Professor Catharine Lumby has advised the NRL and big corporations on workplace culture and gender equality.
Professor Lumby did not think the federal government’s requirement that Dr Laming attend “empathy training” went far enough.
“Empathy training sounds to me like a quick-fix, Band-Aid fix. It sounds like nonsense to me,” she said.
“We have very good research on what kind of education you do. And it needs to be researched-based and it needs to be very engaging and it needs to be top down and bottom up.”
Professor Lumby says the federal government should stop dealing with the treatment of women as a political problem and commit to cultural change in the workplace.
“Essentially, they’re looking it at as a political issue. And they can’t get rid of Andrew Laming because it would be a by-election in the wrong climate,” she said.
“This is not about politics. This is about doing the right thing. It’s about ethics, and social justice and principles. And women are fully human. And it’s about time we were treated that way.”
The women who spoke to the ABC for this story think Dr Laming should be forced to stand down immediately.
“I think Scott Morrison just sending him off for empathy training wasn’t enough at all,” Ms Bennett said.
“He should have done a lot more to show his responsibility as a Prime Minister.”
Professor Carey said: “He’s got no place in Parliament. I don’t think he has a place in the workplace.
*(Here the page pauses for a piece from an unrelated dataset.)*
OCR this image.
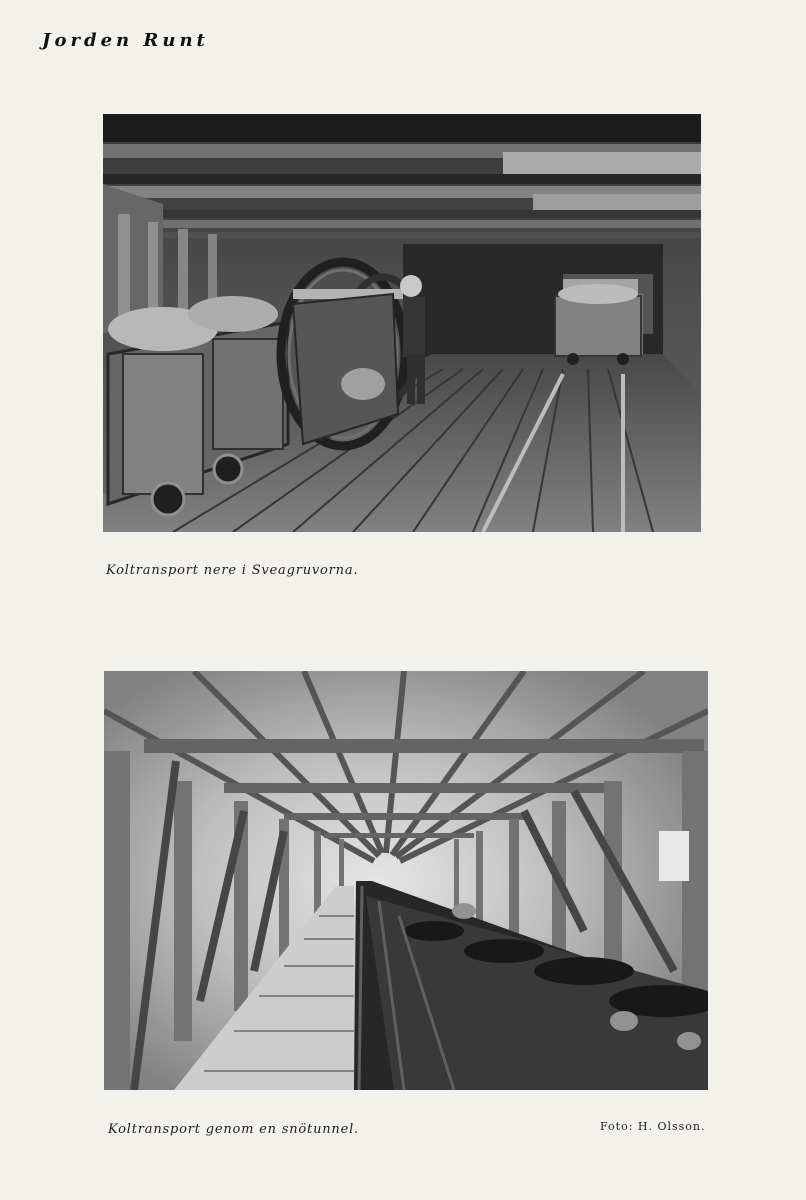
Jorden Runt
Koltransport nere i Sveagruvorna.
Koltransport genom en snötunnel.	Foto: H. Olsson.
And I don’t think empathy training is going do anything about it.”
Dr Laming said all the complaints were “utterly without substance”.
He said over two decades in office, any elected official was likely to upset or annoy a handful of both male and female opponents, as they do their job to the best of their health and ability.
“A hyper-energetic, familiar and available approach is appreciated by most, but on rare occasions makes others uncomfortable,” he said.
“If made aware, his political office had always addressed minor concerns at the time; directly and politely.”